(Reuters) – Laboratory Corporation of America topped Wall Street expectations for quarterly adjusted profit on Thursday, as strength in its routine diagnostics business more than offset weak COVID test sales.
U.S. lab testing companies including Labcorp rival Quest Diagnostics have seen a rebound in routine test volumes with people returning for regular health checkups that had been deferred during the pandemic.
Peer Danaher also beat profit expectations earlier this week on the back of strong demand for its diagnostic tests for respiratory diseases.
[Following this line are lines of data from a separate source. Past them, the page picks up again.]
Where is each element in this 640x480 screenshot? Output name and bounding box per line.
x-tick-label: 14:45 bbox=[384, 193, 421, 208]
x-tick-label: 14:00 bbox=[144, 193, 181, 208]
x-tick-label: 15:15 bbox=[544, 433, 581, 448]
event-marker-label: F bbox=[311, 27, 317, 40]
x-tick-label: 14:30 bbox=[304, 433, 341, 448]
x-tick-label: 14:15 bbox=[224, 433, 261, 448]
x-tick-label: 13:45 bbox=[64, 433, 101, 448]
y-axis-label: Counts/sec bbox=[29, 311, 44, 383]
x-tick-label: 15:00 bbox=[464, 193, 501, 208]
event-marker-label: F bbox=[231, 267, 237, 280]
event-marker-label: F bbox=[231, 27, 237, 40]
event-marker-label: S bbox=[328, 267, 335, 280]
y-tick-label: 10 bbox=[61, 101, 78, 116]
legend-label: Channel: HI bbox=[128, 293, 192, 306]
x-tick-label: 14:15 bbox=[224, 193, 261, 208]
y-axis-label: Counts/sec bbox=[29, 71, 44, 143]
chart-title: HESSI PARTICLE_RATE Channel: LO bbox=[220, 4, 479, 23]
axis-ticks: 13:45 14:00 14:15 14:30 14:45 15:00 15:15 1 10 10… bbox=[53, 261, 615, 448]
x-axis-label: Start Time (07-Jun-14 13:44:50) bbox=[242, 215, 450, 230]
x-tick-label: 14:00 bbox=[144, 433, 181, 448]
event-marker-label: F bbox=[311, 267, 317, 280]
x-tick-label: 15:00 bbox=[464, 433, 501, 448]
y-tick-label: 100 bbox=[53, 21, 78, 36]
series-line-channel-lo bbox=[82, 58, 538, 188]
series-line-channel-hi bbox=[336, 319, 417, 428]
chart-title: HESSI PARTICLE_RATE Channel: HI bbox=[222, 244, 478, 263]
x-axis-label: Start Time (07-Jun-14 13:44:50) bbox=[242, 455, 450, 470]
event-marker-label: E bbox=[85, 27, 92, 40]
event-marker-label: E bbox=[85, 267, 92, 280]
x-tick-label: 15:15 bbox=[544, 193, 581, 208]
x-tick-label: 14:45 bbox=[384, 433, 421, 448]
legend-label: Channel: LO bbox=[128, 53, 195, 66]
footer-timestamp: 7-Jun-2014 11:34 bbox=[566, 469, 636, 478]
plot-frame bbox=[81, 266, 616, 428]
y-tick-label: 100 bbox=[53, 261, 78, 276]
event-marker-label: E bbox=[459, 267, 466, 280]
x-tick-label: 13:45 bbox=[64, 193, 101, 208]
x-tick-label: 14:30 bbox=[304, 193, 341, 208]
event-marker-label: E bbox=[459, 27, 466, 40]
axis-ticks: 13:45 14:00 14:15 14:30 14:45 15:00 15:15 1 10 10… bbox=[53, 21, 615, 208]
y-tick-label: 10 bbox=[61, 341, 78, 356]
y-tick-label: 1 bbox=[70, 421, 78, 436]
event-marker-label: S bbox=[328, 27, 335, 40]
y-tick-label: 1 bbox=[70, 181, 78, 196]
Labcorp’s diagnostics unit generated revenue of $2.34 billion in the quarter ended Sept. 30, up more than 6% from a year earlier, beating estimates of $2.26 billion, according to LSEG data.
The company now expects its diagnostics business, excluding COVID test sales, to grow between 14.1% and 14.6% in 2023, compared with 13.2% to 14.2% growth it had forecast earlier.
Labcorp said it expects COVID test sales, which had bolstered the company’s performance for nearly two years during the pandemic, to drop 85% to 86% this year, compared with previous expectations of an 85% to 89% decline.
Labcorp reported adjusted profit of $3.38 per share, beating analysts’ average estimate of $3.33 per share.
The life sciences company also tightened its annual profit per share outlook to between $13.25 and $13.75, from $13 to $14 forecast earlier. Analysts on average estimate earnings per share of $13.63, according to LSEG data.